CONROE, Texas, March 15, 2019 /PRNewswire/ -- Spirit of Texas Bancshares, Inc. (STXB) (the "Company" or "Spirit"), the holding company for Spirit of Texas Bank, SSB, today announced that it has received the regulatory and shareholders approvals needed to acquire Beeville Financial Corporation and its subsidiary, The First National Bank of Beeville (together, "Beeville"). The transaction is expected to close on April 2, 2019.
"We are pleased to have received regulatory and shareholders approvals to acquire Beeville and look forward to closing the transaction on April 2nd," said Dean O. Bass, Spirit's Chairman and Chief Executive Officer. "As previously stated, this transaction is accretive to earnings and enables us to leverage the strengths of both organizations. Beeville immediately makes our collective team a key player in the South Texas market, offering a wider array of financial solutions. Once closed, our teams look forward to working hard to prepare for the conversion in mid-August, 2019. Together, we remain committed to serving the surrounding communities as we develop our presence throughout the South Texas market in the years ahead."
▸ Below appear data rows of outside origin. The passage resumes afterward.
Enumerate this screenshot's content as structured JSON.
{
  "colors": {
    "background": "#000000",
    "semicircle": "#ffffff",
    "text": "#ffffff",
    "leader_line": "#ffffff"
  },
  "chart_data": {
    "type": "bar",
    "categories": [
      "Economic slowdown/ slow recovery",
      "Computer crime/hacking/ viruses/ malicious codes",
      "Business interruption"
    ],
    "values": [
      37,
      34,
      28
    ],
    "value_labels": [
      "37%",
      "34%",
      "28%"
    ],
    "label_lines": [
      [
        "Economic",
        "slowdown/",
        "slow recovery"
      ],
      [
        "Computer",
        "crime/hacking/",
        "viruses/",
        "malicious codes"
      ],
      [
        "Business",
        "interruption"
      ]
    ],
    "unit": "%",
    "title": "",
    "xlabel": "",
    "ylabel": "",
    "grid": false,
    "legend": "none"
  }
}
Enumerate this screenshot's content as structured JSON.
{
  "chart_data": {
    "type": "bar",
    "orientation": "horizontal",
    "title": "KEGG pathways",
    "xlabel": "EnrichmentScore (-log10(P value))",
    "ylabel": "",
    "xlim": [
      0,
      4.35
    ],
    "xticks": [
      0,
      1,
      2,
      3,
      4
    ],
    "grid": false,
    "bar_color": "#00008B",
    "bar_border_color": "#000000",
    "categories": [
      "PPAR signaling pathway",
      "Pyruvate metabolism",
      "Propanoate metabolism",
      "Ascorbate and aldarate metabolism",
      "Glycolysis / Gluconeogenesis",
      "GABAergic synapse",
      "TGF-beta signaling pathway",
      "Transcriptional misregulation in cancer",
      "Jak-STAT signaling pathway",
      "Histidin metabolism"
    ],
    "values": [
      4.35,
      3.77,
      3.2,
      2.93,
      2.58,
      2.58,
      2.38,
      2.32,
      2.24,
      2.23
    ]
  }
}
As of December 31, 2018, Spirit reported total assets of $1.5 billion, total deposits of $1.2 billion, and total stockholders' equity of $199 million and Beeville, on a consolidated basis, reported total assets of $435 million, total deposits of $395 million, and total equity capital of $38 million.
About Spirit of Texas Bancshares, Inc.
Spirit of Texas Bancshares, Inc., through its wholly owned subsidiary, Spirit of Texas Bank, SSB, provides a wide range of relationship-driven commercial banking products and services tailored to meet the needs of businesses, professionals and individuals. Spirit operates in the Houston, Dallas/Fort Worth and Bryan/College Station metropolitan areas and North Central and South Texas markets. More information is available at www.sotb.com.
This press release contains forward-looking statements within the meaning of the Private Securities Litigation Reform Act of 1995. These forward-looking statements involve known and unknown risks, uncertainties and other factors that may cause our actual results, performance or achievements to be materially different from any future results, performance or achievements anticipated in such statements. Forward-looking statements speak only as of the date they are made and, except as required by law, we do not assume any duty to update forward-looking statements. Such forward-looking statements include, but are not limited to, statements concerning such things as our plans, objectives, strategies, expectations and intentions and other statements that are not statements of historical fact, and may be identified by words such as "anticipates," "believes," "could," "estimates," "expects," "forecasts," "goal," "intends," "may," "might," "plan," "probable," "projects," "seeks," "should," "target," "view" or "would" or the negative of these words and phrases or similar words or phrases. Factors that could cause our actual results to differ materially from those described in the forward-looking statements include, among others: (i) the possibility that any of the anticipated benefits of the proposed transaction will not be realized or will not be realized within the expected time period; (ii) the risk that integration of the operations of Comanche Bank will be materially delayed or will be more costly or difficult than expected; (iii) the effect of the announcement of the transaction on customer relationships and operating results; and (iv) the possibility that the transaction may be more expensive to complete than anticipated, including as a result of unexpected factors or events. For a discussion of additional factors that could cause our actual results to differ materially from those described in the forward-looking statements, please see the risk factors discussed in our most recent Annual Report on Form 10-K and subsequent Quarterly Reports on Form 10-Q and other reports that are filed with the Securities and Exchange Commission. All forward-looking statements are qualified in their entirety by this cautionary statement.